FKIs free fall
Chaebol lobby has outlived its raison d’etre
Samsung Group Chairman Lee Kun-hee recently made it clear he would not take up the chairmanship of the Federation of Korean Industries (FKI). ``I am too preoccupied with my group’s business and my duty of bringing the 2018 Winter Olympics to PyeongChang,” Lee said.
All the other tycoons leading the nation’s top-10 chaebol have also refused to chair the FKI, a lobby for family-controlled conglomerates. Some say they are too young, some too old, with others citing a lack of experience, the ``smallness” of their groups, and even prosecutorial probes for involvement in corruption and other irregularities.
This is a far cry from as recently as the last decade when owners of the nation’s five biggest chaebol, including such legendary magnates as Chung Ju-yung and Lee Byung-chul, took turns as FKI chair.

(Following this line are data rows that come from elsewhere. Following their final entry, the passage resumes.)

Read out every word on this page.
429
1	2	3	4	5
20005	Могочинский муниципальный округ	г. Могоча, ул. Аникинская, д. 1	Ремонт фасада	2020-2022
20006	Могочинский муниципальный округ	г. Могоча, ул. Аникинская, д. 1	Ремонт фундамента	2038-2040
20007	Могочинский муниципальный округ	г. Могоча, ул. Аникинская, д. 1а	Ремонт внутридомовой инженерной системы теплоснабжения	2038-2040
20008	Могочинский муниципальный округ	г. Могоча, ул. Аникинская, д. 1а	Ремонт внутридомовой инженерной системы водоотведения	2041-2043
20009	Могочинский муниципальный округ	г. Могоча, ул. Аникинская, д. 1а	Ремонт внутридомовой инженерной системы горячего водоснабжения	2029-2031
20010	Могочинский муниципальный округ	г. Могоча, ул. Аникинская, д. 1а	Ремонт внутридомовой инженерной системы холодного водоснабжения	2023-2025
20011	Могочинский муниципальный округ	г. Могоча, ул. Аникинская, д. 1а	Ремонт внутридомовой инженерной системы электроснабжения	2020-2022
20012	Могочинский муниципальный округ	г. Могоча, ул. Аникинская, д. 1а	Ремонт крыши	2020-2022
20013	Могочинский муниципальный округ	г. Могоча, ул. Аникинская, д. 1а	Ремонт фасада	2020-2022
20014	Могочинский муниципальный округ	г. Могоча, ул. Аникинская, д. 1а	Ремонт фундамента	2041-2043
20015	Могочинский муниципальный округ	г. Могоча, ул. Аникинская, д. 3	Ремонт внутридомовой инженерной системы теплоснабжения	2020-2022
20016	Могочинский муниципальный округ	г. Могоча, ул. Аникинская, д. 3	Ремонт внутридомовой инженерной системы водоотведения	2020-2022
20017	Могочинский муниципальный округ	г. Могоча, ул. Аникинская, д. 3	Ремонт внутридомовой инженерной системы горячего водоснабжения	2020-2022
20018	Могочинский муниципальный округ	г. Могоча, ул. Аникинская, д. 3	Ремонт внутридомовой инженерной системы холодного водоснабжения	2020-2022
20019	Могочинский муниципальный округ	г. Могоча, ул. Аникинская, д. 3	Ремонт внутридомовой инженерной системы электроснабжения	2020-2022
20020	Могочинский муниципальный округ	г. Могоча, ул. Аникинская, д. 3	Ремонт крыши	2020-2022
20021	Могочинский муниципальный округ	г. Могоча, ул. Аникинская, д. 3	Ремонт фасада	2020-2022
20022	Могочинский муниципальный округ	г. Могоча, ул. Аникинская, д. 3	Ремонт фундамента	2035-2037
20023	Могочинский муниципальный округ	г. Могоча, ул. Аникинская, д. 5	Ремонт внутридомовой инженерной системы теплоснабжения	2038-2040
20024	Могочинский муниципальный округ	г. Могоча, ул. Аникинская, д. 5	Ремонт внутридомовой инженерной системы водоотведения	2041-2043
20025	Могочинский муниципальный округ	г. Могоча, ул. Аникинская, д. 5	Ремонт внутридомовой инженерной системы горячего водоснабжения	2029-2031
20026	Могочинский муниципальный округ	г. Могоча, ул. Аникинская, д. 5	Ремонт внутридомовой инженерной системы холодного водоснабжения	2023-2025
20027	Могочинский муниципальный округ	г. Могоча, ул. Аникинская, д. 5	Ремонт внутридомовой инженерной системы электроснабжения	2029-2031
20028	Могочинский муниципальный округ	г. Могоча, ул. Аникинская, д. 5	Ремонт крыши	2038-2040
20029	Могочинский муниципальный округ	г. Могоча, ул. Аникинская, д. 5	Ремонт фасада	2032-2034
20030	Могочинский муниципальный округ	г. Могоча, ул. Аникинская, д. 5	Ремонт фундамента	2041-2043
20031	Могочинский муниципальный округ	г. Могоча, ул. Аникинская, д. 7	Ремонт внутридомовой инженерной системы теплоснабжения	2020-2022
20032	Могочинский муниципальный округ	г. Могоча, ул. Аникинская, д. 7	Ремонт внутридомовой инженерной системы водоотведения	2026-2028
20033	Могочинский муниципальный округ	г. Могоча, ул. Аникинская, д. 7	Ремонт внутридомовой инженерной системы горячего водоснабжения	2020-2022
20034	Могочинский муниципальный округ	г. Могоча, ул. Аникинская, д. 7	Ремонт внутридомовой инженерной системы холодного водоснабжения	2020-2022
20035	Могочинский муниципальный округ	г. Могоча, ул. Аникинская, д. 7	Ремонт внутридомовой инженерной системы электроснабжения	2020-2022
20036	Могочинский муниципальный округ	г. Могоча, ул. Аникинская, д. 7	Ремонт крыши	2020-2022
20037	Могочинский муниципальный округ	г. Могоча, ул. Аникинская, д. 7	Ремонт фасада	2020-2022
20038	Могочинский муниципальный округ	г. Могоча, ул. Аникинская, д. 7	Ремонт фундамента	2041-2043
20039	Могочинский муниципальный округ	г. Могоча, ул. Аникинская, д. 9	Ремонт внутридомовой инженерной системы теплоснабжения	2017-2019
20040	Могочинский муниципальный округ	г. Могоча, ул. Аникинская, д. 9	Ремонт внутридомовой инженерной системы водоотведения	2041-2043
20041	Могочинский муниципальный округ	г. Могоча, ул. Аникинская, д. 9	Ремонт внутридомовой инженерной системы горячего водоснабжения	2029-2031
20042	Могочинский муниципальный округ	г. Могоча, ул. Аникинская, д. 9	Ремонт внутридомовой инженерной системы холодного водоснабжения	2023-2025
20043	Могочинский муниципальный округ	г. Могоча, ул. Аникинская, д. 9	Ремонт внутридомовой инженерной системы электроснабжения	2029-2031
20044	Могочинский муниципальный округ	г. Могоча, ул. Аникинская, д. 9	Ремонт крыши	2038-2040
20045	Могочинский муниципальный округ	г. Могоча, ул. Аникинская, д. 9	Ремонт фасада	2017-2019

It also reflects the waning power of this chaebol lobby as well as its reason for existence ― if not that of the chaebol system itself. Even President Lee Myung-bak, himself a product of the chaebol-led economy, had to chide the family-run business groups for their negligence of duty congruous with their wealth and the benefits they have received under tacit social consent.
The FKI, modeled after Japan’s Keidanren, is a unique business association. Launched in 1961 as a private organization, it represents neither the business community as a whole, like the chamber of commerce, nor even specific industries. It is a group of chaebol, by chaebol and for chaebol.
The FKI for its part might have felt a sense of alienation with today’s trend toward the antipathy of big businesses, as shown by President Lee’s advocating of the ``working people’s era” ― albeit mainly in words.
Only Korea’s undue dependence on chaebol and the Establishment’s adherence to the status quo is why this country lets the weirdest economic system, in which families owning less than 5 percent of equities control dozens of companies through circular shareholding and arbitrarily bequeath their managerial control, forcing the nation to wish for excellent genes in chaebol founders’ children and grandchildren.
The Keidanren is at least trying to wean itself from governmental favors by seeking independent survival strategies and providing future visions for the nation. The FKI, rudderless for months, should use its Japanese counterpart as a benchmark or disband itself.